Incredible post Christina!  Whether you are a scrapbooker or a writer or want-to-be writer this is awesome direction and advice.  I hope you enter the giveaway as I've read an excerpt for Cropped to Death.  I can't wait to go pick up my copy. Thank you Christina.

Have a Crafty Day!


  1. How exciting! Thanks for the opp! I love the way you described writing like scrapping!

  2. Love reading this! Thank you for the inspiration and the chance to win!

  3. What a great post! I could identify with your "find the focus" point in both scrapbooking and writing. I would love a chance to win your ARC.
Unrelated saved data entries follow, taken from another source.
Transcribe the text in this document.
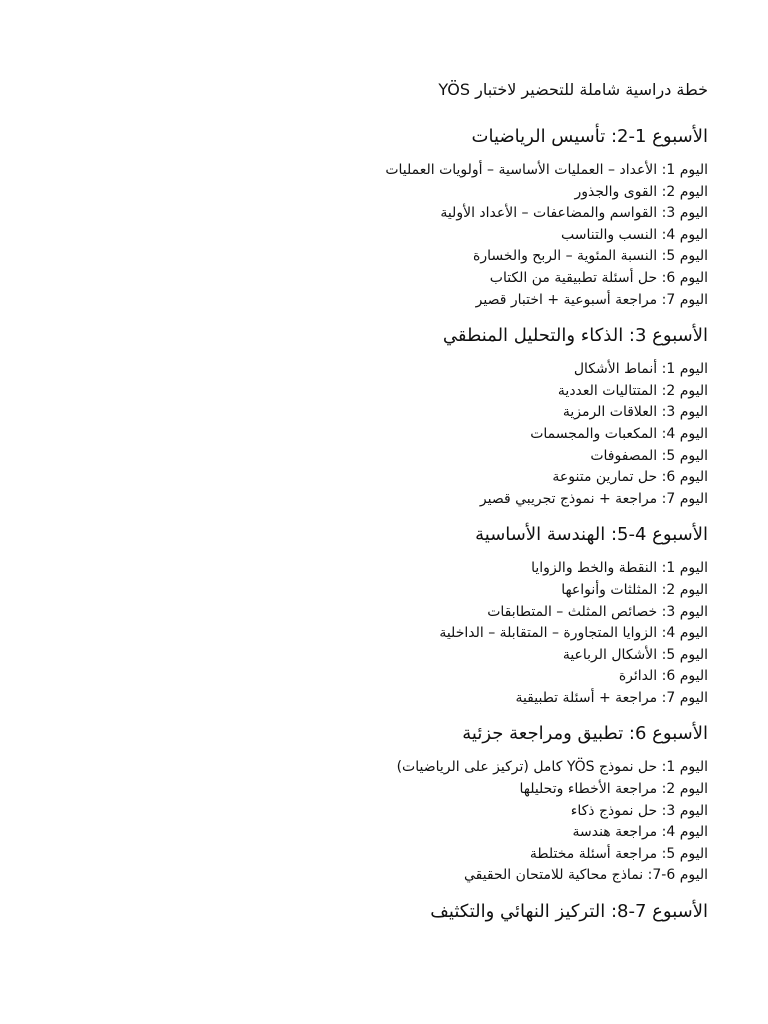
خطة دراسية شاملة للتحضير لاختبار YÖS
الأسبوع 1-2: تأسيس الرياضيات
اليوم 1: الأعداد – العمليات الأساسية – أولويات العمليات
اليوم 2: القوى والجذور
اليوم 3: القواسم والمضاعفات – الأعداد الأولية
اليوم 4: النسب والتناسب
اليوم 5: النسبة المئوية – الربح والخسارة
اليوم 6: حل أسئلة تطبيقية من الكتاب
اليوم 7: مراجعة أسبوعية + اختبار قصير
الأسبوع 3: الذكاء والتحليل المنطقي
اليوم 1: أنماط الأشكال
اليوم 2: المتتاليات العددية
اليوم 3: العلاقات الرمزية
اليوم 4: المكعبات والمجسمات
اليوم 5: المصفوفات
اليوم 6: حل تمارين متنوعة
اليوم 7: مراجعة + نموذج تجريبي قصير
الأسبوع 4-5: الهندسة الأساسية
اليوم 1: النقطة والخط والزوايا
اليوم 2: المثلثات وأنواعها
اليوم 3: خصائص المثلث – المتطابقات
اليوم 4: الزوايا المتجاورة – المتقابلة – الداخلية
اليوم 5: الأشكال الرباعية
اليوم 6: الدائرة
اليوم 7: مراجعة + أسئلة تطبيقية
الأسبوع 6: تطبيق ومراجعة جزئية
اليوم 1: حل نموذج YÖS كامل (تركيز على الرياضيات)
اليوم 2: مراجعة الأخطاء وتحليلها
اليوم 3: حل نموذج ذكاء
اليوم 4: مراجعة هندسة
اليوم 5: مراجعة أسئلة مختلطة
اليوم 6-7: نماذج محاكية للامتحان الحقيقي
الأسبوع 7-8: التركيز النهائي والتكثيف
  4. Great post! Can't wait to read your book and for the chance to win!

  5. Enjoyed reading your post. Your books sound so fun, thanks for a chance to win.

  6. Great post, congrats on the book :)

  7. Ohhh, A new scrapbooking mystery series that I can check out. I can't seem to get enough of the books that surround scrapbooking and mysteries. Thanks for a chance to win one.

  8. Great post! I love scrapbooking mysteries and added it to my list on Amazon.

  9. Thanks for having me, Debby. And, thank you to all the comments for welcoming me. The winner of the ARC of Cropped Death is debb. I'll be emailing you for your mailing info.